Fluoridating drinking water could reduce the huge financial burden on the NHS caused by children’s oral health.
These fresh claims come after new research, published in Community Dentistry and Oral Epidemiology journal, showed fluoridating tap water could improve children’s oral health and ‘solve the UK’s child tooth extraction crisis’ without having any negative effects to health.
‘This new research reinforces what we have known for a long time regarding the benefits that fluoride can have on children’s teeth, while also emphasising the fact that fluoridation has no negative impact on general health,’ chief executive of the British Dental Health Foundation, Dr Nigel Carter OBE said.
‘By introducing fluoride into our drinking water we can help to prevent tooth decay, one of the most common chronic diseases in both children and adults in the UK.
‘Currently only around 12% of the UK population live in areas that have fluoridated water and the NHS has to pick up the burden when it comes to the consequences to our teeth, I can speak from personal experience having practised for many years on the borders of fluoridated Birmingham and the then non-fluoridated Sandwell.
‘The difference in child oral health either side of the dividing road was immense.’

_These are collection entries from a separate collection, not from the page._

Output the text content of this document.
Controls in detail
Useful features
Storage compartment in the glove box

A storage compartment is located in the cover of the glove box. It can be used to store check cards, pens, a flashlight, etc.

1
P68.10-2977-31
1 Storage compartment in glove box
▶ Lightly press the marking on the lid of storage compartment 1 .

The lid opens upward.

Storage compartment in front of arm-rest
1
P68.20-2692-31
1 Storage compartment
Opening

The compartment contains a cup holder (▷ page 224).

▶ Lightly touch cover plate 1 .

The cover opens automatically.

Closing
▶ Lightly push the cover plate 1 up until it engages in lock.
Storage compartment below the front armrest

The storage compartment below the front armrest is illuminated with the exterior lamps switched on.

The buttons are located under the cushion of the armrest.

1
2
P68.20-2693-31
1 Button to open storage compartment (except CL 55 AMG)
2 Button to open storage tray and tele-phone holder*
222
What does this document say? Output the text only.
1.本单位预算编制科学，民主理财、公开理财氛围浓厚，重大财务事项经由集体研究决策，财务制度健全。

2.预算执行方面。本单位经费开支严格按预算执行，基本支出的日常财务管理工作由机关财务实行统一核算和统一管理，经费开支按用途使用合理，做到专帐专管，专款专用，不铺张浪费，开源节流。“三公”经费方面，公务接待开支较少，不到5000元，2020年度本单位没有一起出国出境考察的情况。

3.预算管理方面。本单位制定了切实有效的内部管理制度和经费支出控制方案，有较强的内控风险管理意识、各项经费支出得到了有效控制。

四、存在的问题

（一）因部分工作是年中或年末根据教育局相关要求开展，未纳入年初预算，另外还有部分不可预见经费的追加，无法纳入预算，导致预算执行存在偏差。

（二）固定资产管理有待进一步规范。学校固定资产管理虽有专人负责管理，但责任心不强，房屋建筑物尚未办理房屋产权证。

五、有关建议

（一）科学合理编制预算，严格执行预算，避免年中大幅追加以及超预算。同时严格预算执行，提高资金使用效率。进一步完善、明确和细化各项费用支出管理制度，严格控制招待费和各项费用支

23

The research found 55% fewer admissions for tooth extractions in areas that have fluoridated schemes in place compared with those that don’t.
Currently six million people live in areas of the UK where fluoride is added to tap water, with an additional one million people living in areas with natural levels of fluoridated water.
‘Countless reports have been published throughout the world about fluoride,’ Ben Atkins, clinical director of Revive Dental Care and trustee of the British Dental Health Foundation, said.
‘After many years, the scientific conclusion is that fluoride toothpaste and correctly fluoridated water are of great benefit to dental health, help to reduce decay and cause no harmful side effects to general health.
‘Practising as I do in the north west of England, an area with some of the highest levels of decay in England, the reduction in suffering that would be caused by water fluoridation is immense.
‘We have to face facts, we are facing a crisis when it comes to our kid’s teeth and decisive action needs to be taken sooner rather than later as a struggling NHS cannot shoulder this burden forever, fluoridation schemes offer an easy and harmless way of improving our children’s dental health.’